Its lawsuit against Anglin is part of a larger, "multifaceted, multi-pronged effort to undermine the strength of those people and those organizations that spew hate and keep them from entering and taking over the mainstream," David Dinielli, one of the group's primary attorneys on the case, said in an August interview at the group's headquarters in Montgomery, Alabama.
"We would love it if we obtained a judgment that is sufficient to hound Andrew Anglin the rest of his life and hobble his ability to engage in his online hate ever again," Dinielli said.
But one of the group's biggest challenges has been trying to find Anglin to serve him with the lawsuit and set the gears in motion to get one of the far-right's most reclusive figures to appear publicly in a courtroom.
Process servers were unable to find Anglin in Ohio, where his family lives, and so the group turned to posting notices in a local newspaper in order to fulfill legal requirements to file notice that he was being sued.

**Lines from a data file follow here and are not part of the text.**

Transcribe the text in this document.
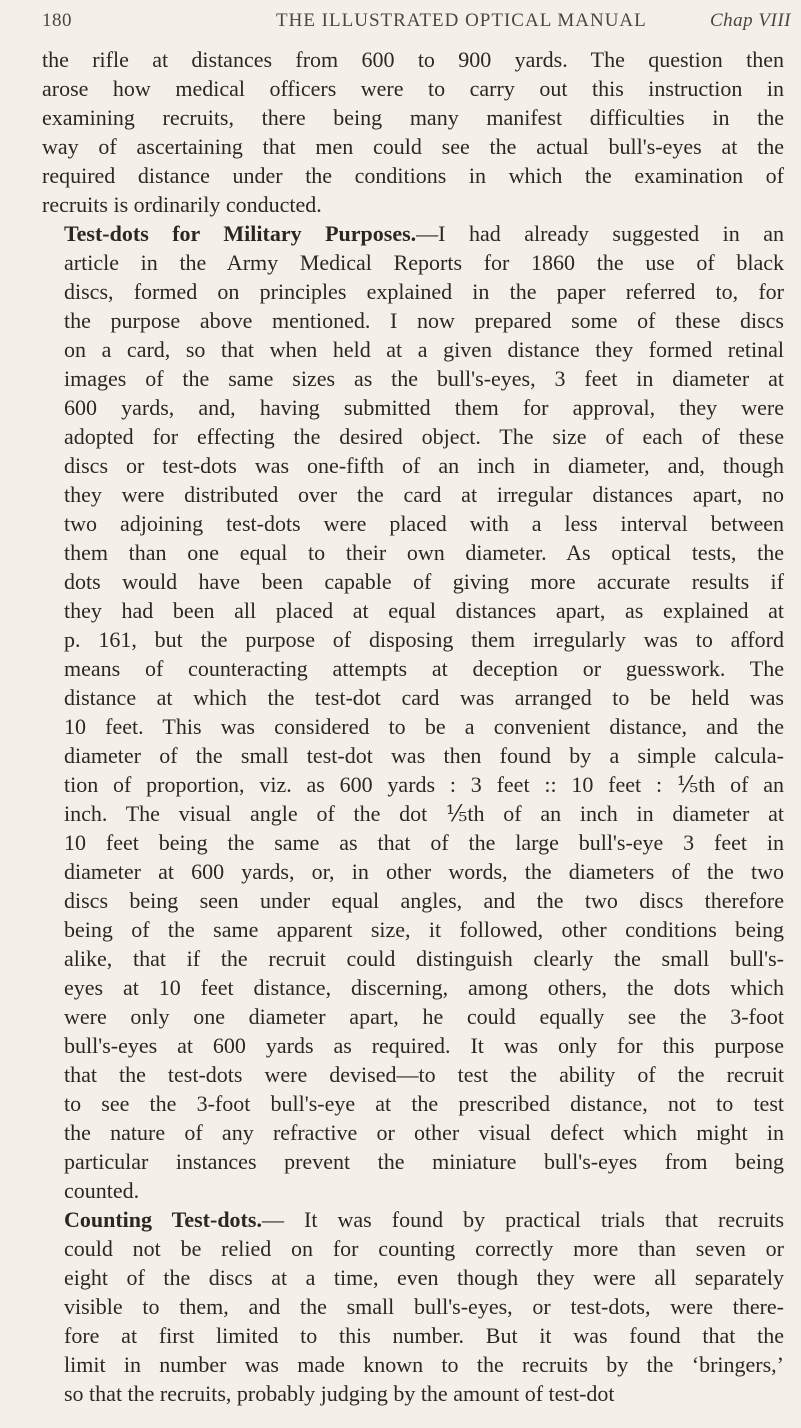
180	THE ILLUSTRATED OPTICAL MANUAL	Chap VIII

the rifle at distances from 600 to 900 yards. The question then
arose how medical officers were to carry out this instruction in
examining recruits, there being many manifest difficulties in the
way of ascertaining that men could see the actual bull's-eyes at the
required distance under the conditions in which the examination of
recruits is ordinarily conducted.

Test-dots for Military Purposes.—I had already suggested in an
article in the Army Medical Reports for 1860 the use of black
discs, formed on principles explained in the paper referred to, for
the purpose above mentioned. I now prepared some of these discs
on a card, so that when held at a given distance they formed retinal
images of the same sizes as the bull's-eyes, 3 feet in diameter at
600 yards, and, having submitted them for approval, they were
adopted for effecting the desired object. The size of each of these
discs or test-dots was one-fifth of an inch in diameter, and, though
they were distributed over the card at irregular distances apart, no
two adjoining test-dots were placed with a less interval between
them than one equal to their own diameter. As optical tests, the
dots would have been capable of giving more accurate results if
they had been all placed at equal distances apart, as explained at
p. 161, but the purpose of disposing them irregularly was to afford
means of counteracting attempts at deception or guesswork. The
distance at which the test-dot card was arranged to be held was
10 feet. This was considered to be a convenient distance, and the
diameter of the small test-dot was then found by a simple calcula-
tion of proportion, viz. as 600 yards : 3 feet :: 10 feet : ⅕th of an
inch. The visual angle of the dot ⅕th of an inch in diameter at
10 feet being the same as that of the large bull's-eye 3 feet in
diameter at 600 yards, or, in other words, the diameters of the two
discs being seen under equal angles, and the two discs therefore
being of the same apparent size, it followed, other conditions being
alike, that if the recruit could distinguish clearly the small bull's-
eyes at 10 feet distance, discerning, among others, the dots which
were only one diameter apart, he could equally see the 3-foot
bull's-eyes at 600 yards as required. It was only for this purpose
that the test-dots were devised—to test the ability of the recruit
to see the 3-foot bull's-eye at the prescribed distance, not to test
the nature of any refractive or other visual defect which might in
particular instances prevent the miniature bull's-eyes from being
counted.

Counting Test-dots.— It was found by practical trials that recruits
could not be relied on for counting correctly more than seven or
eight of the discs at a time, even though they were all separately
visible to them, and the small bull's-eyes, or test-dots, were there-
fore at first limited to this number. But it was found that the
limit in number was made known to the recruits by the ‘bringers,’
so that the recruits, probably judging by the amount of test-dot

Anglin was certainly well aware of the lawsuit, posting on the Daily Stormer, one of the internet's most popular far-right sites, that "this site will be shut down if we don't win this" lawsuit filed by "Jewish terrorists."
Anglin raised more than $150,000 for his legal defense from a start-up crowdfunding site and told media outlets that he now lived in Nigeria. ("You shouldn't be worried about Nigeria," Anglin wrote in an email earlier this year when The Los Angeles Times asked skeptically about the reports, and he declined to comment on the lawsuit.)
Over the last month, attorneys representing Anglin, including Marc Randazza of Las Vegas, Jay M. Wolman of Hartford, Connecticut, and Mathew M. Stevenson of Missoula, Montana, started filing motions to launch Anglin's legal response to the lawsuit.
Randazza previously told the Los Angeles Times that the Southern Poverty Law Center's case was "about censoring views that they dislike, rather than vindicating any real legal rights."
Thursday's motion to dismiss marks Anglin's most substantive defense so far. It argues that Anglin's calls for a "troll storm" were protected by the First Amendment's right to free speech, saying the comments were "made on a web site to spur others to express their opinions to Plaintiff and her associates" and "to contribute more speech to the marketplace of ideas."
The motion also argues that Anglin did not violate Gersh's privacy by publishing her phone number, address and social media profiles, including that of her 12-year-old son. "All of the information Defendant allegedly published about Ms. Gersh was publicly available," the motion said.
But where is Anglin? The motion declined to say, adding that the Southern Poverty Law Center "bears the burden of proof in establishing (Anglin's) domicile" and that Anglin "is not a citizen of any State."
The Southern Poverty Law Center said its attorneys are reviewing the filing.